Saturday, September 11, 2010

Back to School - 2010

To the Great Class of 1969:

All the students have arrived at Deerfield by now, and the Academy will begin its 212th year - and fifth year under Margarita Curtis - when classes begin on Monday.  Although the Academy has reduced enrollment to a level more in keeping with the "high touch" philosophy of the school, the Admissions Office continues to underestimate the school's appeal.  Ironically, the newly expanded dining hall - a product last December's adversity - can now accommodate everyone, even if conditions in the dormitories remain tight.

As you will see from the summary below, some members of the Great Class of 1969 continued to make hay while the sun was out over the summer recess.  If there is news I have overlooked, I hope you will let me know or will e-mail it directly to Class Notes.

Class News

Wind power continues to be a big issue in Maine, and Jonathan Carter remains in the middle of the debate. Here's a link to an op-ed piece he wrote in July for the Bangor Daily News. While the man who would be King to us was opining, Ed Grosvenor was busy preparing for the 60th anniversary of American Heritage Magazine, which Ed bought a controlling interest in three years ago.  You can watch Ed, Editor-in-Chief and CEO, delivering the opening remarks at the celebration in this clip.

Howie Carr ventured north from his native Massachussets in August to speak at a Republican rally in New Hampshire.
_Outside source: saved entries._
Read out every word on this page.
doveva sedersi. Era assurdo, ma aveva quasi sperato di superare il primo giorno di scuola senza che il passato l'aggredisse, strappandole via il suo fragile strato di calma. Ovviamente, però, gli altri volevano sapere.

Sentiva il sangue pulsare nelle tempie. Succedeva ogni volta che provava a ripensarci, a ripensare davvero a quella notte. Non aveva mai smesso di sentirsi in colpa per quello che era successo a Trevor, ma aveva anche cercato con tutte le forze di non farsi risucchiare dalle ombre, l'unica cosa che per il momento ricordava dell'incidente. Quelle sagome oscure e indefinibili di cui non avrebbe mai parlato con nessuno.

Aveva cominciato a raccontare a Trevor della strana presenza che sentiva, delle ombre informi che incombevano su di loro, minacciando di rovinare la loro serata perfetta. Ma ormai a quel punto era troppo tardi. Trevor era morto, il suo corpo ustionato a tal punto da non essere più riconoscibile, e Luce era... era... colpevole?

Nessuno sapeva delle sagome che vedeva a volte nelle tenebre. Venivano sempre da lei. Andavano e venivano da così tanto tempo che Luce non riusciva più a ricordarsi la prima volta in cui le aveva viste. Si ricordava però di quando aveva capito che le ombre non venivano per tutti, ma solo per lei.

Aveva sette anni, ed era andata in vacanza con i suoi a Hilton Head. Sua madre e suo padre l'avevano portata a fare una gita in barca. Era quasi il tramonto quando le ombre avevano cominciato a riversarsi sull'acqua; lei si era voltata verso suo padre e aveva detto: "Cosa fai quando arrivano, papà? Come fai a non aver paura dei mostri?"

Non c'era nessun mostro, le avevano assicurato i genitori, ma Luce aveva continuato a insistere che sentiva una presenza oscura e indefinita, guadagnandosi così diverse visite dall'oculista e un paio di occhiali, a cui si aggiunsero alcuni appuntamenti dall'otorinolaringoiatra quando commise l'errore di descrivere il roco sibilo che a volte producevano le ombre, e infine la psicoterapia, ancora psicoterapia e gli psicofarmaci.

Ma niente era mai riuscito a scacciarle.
Howie was introduced by John H. Sununo, the former chief of staff to President George W.H. Bush and erstwhile Republican Governor of the Live Free or Die State, who began his remarks by saying, "It’s very rare for me to introduce someone more obnoxious and irascible than I am."

Hank Louis was interviewed in a documentary that was aired nationally on PBS in August. You can listen to Hank and see examples of his work by skipping forward to 41:27 of this clip and watching the next three minutes.

Beginning this month you can buy an updated copy of the definitive, five volume work on patent law fundamentals by John G. Mills for a cool $2,800, the price of which should provide John with a comfortable retirement and make college textbooks seem like a positive bargain. The United States Navy awarded John two Edison Awards for drafting and prosecuting patents having the greatest commercial benefit to the nation.  John is also, by his own account, a mean swing dancer on the DC circuit.

Five years ago last week I sent "Beam me up, Scotty!" into cyberspace and, with that, launched Albany Road Redux.  Over 70 postings later, you can find all the news fit to print during that time in the "Lost and Found" search box on the right side of the page. A less successful experiment has been the social networking site I set up using Google Groups in the hope that it might provide an easy way for classmates to interact.  If you have any thoughts about how the site could be improved or whether you think a Facebook page would a better alternative, let me know.

As the the summer days shorten and the shadows begin to lengthen, I am reminded of the brief time we crossed paths on Albany Road and the good fortune I had to be there.  Best wishes to all.